Many elderly people get scammed out of a large chunk of their money, especially if their cognitive abilities start to wane. If I, my wife, or our children start believing that I am no longer capable of managing our household finances and investments, then I'll turn those responsibilities over to others.
It might seem counterintuitive, but the less confident I am in my ability to manage our household's finances, the longer I expect to wait to collect Social Security. This is because Social Security benefits increase with age up until age 70, and provide fairly reliable, inflation-adjusted income. Therefore, the longer I wait, the higher that reliable, virtually guaranteed income will be and the less I will have to rely on others' financial prowess to enable us to cover our household's costs.
On the flip side, if I remain confident in my ability to manage our money effectively, the earlier I expect to collect Social Security. Because Social Security offers a reliable, virtually guaranteed income stream, the earlier I start collecting it, the less I need to rely on our portfolio to cover our immediate costs of living. Collecting earlier means I can let more of our investment portfolio ride in growth-oriented investments for a longer period of time, potentially improving our overall financial position.

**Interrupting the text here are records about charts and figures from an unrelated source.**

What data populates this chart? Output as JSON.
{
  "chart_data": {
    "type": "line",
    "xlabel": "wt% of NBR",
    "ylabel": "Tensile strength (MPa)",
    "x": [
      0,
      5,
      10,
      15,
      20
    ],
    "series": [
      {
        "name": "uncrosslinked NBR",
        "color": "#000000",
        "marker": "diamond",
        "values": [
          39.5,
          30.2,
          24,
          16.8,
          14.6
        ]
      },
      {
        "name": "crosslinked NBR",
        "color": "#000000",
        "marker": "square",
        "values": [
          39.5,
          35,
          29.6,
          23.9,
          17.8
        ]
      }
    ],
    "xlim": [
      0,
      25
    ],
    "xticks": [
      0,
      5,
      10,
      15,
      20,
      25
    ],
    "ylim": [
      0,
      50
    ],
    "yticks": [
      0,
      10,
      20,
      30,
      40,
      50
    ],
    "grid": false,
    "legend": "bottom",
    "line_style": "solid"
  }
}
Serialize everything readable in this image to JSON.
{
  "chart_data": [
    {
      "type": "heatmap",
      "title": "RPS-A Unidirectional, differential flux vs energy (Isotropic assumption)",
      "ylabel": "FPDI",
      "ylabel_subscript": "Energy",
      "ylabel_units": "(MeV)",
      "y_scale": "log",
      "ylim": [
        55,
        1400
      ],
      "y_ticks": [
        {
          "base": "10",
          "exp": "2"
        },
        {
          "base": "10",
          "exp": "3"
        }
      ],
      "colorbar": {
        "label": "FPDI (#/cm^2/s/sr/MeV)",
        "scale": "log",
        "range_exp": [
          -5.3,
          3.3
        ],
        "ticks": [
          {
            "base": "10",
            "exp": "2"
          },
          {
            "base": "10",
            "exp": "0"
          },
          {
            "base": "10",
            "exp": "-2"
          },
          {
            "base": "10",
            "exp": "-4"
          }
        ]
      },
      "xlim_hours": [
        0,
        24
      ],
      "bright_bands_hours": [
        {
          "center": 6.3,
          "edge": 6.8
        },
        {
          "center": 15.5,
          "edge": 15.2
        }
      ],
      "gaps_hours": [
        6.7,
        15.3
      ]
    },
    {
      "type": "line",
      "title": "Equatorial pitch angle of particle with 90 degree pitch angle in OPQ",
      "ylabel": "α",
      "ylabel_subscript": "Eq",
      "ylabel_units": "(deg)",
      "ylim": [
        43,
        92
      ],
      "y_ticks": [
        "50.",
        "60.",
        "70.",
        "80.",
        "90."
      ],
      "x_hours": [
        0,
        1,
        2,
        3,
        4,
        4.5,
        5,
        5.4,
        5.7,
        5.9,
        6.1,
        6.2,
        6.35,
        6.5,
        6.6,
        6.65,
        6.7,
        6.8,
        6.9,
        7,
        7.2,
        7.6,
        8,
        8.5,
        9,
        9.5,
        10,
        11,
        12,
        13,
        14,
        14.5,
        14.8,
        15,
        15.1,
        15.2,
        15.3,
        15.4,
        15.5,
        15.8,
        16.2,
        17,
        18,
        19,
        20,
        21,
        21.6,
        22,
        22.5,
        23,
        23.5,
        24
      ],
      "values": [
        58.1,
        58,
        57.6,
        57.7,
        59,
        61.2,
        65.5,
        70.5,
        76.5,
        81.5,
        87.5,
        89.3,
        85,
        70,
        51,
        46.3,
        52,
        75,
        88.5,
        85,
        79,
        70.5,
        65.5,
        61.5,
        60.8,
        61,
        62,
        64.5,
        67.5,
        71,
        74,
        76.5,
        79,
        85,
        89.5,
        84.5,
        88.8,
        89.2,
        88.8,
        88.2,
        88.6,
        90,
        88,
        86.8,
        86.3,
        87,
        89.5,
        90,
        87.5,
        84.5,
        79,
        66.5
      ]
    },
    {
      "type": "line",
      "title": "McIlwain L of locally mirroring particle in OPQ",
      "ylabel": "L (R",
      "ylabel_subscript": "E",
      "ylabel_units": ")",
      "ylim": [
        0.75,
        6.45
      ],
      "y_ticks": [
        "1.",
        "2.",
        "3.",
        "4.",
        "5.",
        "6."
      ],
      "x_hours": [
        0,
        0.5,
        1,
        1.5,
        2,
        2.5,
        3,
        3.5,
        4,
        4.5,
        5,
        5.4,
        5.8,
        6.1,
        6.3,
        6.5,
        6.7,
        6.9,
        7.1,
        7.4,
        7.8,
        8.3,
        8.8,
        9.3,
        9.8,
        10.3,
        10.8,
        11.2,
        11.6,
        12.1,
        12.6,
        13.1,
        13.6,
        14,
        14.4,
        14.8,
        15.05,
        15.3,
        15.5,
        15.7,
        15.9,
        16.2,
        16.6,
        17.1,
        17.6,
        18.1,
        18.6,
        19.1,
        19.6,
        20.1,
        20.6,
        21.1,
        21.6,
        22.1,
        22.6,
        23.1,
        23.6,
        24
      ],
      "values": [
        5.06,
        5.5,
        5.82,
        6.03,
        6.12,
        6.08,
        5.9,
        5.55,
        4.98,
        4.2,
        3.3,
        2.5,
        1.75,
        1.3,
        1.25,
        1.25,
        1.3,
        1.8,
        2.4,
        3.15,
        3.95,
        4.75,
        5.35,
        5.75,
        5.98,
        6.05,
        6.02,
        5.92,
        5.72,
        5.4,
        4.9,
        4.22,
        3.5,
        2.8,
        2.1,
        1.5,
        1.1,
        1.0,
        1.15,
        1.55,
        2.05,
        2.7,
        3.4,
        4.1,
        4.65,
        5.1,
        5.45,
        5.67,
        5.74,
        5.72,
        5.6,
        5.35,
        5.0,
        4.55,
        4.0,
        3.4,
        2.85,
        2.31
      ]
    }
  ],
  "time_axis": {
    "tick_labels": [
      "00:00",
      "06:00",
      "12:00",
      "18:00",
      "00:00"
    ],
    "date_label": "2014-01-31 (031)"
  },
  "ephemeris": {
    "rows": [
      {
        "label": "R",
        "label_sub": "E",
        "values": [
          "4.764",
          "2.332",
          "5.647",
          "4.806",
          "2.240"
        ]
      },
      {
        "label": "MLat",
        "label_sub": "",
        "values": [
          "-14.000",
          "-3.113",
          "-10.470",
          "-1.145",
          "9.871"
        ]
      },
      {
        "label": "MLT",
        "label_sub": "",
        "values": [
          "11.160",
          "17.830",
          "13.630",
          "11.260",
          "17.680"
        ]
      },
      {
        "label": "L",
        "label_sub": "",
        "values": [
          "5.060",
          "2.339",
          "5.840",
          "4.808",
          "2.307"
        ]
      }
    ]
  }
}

What about the Trust Funds?
Note that I will not be eligible to collect any Social Security retirement benefits before the program's Trust Funds are expected to empty around 2034. As a result, I expect that any patches or adjustments that will take place to extend the financing available to Social Security will be in place before I can do anything about it.
Instead of fretting about those fixes, I'm simply planning for my expected benefits to be cut by around 25% from what my Social Security statements indicate they would be if the program remained solvent. Social Security's Trustees indicate that the program will be able to pay between 73% and 77% of expected benefits once the Trust Funds empty. So, counting on around 75% of what I'd otherwise be able to expect seems like a reasonable approach to take until we have better information.
On average, the overall Social Security benefits a person receives will be about the same no matter when he or she starts collecting. Still, what might be the absolute best call for one person could be a mistake for another. When it's time to ask yourself the question of when to claim your own Social Security, consider these six factors along with others that may matter to you. Whatever age you choose to start collecting, know that if you consider those important to you, you'll likely make a reasonable choice.